L’hôtel Martinez voit défiler son lot de vedettes internationales, notamment lors du festival de Cannes. Mais contrairement à ce que l’on pourrait croire, l’établissement n’a pas toujours été le repaire préféré des stars du 7e art.

Festival de Cannes : 5 choses à savoir sur l’emblématique hôtel Martinez (Crédit : REUTERS/Johanna Geron)

L’hôtel Martinez, emblématique palace cinq étoiles de la Croisette, fête cette année ses 95 ans. Indissociable du festival de Cannes, cet écrin de luxe idéalement situé à 25 kilomètres de l'aéroport de Nice et à quelques centaines de mètres des mythiques marches rouges, offre tout le confort d’un palace de prestige. Justement, l’histoire dramatique de son fondateur mériterait bien qu’un réalisateur se penche sur son cas.

Le 17 février 1929, Emmanuel Martinez, homme d’affaires fortuné et directeur-général des plus grands palaces de Nice, concrétise son rêve d’ouvrir son propre palace sur la Croisette. "Ce jour-là, le champagne coule à flots. Les célébrités s’y bousculent, le prince de Galles, le roi d’Egypte… Mistinguett et 'ses belles gambettes' y pousse la chansonnette un soir de 1931 pour un mémorable dîner de gala", décrit Paris Match.

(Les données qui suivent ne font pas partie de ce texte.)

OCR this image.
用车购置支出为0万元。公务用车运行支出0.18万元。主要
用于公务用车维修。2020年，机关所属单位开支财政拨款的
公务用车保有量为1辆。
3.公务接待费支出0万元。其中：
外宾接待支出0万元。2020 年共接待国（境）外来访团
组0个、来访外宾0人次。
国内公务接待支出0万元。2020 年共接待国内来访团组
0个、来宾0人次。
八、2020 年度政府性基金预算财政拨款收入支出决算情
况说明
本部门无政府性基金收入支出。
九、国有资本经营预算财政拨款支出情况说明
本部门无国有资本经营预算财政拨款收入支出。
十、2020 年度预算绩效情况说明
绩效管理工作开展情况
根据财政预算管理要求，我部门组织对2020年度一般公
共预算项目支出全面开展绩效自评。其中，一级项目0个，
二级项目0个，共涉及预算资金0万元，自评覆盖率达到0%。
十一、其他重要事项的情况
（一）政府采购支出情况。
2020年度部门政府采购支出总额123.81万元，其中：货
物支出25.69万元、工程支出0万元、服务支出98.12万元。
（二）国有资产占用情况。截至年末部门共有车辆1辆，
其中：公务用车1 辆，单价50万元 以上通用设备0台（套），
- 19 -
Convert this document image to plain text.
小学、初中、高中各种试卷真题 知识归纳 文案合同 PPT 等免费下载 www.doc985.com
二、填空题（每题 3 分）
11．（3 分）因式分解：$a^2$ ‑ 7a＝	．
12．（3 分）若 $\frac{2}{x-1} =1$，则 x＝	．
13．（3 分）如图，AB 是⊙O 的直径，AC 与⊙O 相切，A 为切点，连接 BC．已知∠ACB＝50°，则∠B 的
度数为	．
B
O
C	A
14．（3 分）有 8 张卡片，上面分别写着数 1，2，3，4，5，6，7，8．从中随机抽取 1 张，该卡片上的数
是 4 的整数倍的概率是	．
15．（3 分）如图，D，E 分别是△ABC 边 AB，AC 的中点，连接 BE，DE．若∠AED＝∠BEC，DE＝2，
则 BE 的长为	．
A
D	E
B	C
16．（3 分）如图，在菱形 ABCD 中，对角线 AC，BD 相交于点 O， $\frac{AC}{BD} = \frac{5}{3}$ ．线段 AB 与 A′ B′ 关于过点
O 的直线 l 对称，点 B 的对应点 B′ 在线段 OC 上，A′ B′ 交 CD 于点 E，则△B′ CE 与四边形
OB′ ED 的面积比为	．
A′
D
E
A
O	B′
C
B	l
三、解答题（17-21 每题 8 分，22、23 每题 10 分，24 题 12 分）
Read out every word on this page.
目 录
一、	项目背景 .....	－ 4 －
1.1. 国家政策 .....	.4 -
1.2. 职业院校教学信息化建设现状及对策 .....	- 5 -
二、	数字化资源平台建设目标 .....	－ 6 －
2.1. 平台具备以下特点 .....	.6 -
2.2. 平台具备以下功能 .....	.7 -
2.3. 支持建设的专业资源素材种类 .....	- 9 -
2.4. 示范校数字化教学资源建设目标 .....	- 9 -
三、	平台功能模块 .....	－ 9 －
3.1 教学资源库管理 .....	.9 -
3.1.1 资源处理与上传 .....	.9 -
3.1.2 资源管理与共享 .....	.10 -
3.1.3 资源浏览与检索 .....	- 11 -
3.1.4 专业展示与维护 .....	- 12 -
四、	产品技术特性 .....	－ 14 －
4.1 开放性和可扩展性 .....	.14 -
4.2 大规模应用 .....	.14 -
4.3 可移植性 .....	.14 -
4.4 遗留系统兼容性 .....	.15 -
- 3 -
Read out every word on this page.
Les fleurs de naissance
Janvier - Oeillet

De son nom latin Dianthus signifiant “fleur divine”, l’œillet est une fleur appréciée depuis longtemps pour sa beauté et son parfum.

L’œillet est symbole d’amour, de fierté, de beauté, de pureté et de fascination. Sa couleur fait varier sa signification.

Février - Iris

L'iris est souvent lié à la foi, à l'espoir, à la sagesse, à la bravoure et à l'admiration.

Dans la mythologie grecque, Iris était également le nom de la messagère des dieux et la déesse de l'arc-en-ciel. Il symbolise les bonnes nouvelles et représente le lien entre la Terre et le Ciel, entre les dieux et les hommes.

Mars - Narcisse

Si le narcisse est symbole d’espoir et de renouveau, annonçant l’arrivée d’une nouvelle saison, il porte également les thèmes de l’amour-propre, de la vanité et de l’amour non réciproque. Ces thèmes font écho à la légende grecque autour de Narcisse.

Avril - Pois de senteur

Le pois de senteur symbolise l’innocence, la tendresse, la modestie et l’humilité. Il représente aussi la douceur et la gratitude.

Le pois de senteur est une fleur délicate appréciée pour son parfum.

La grande crise de 1929 aux États-Unis aura privé l’établissement de sa riche clientèle étrangère pendant quelques temps avant le retour des soirées extravagantes dans les années 1930.

La Seconde Guerre mondiale marque toutefois un tournant fatal. L'hôtel est tour à tour réquisitionné par l’armée française, italienne puis la Wehrmacht. "Dans des circonstances qui restent obscures, Emmanuel Martinez vend tout ou partie de ses actions à Mendel Szkolnikoff, un collabo aux petits soins avec la Wehrmacht, devenu richissime grâce au commerce avec les Allemands", relate le JDD.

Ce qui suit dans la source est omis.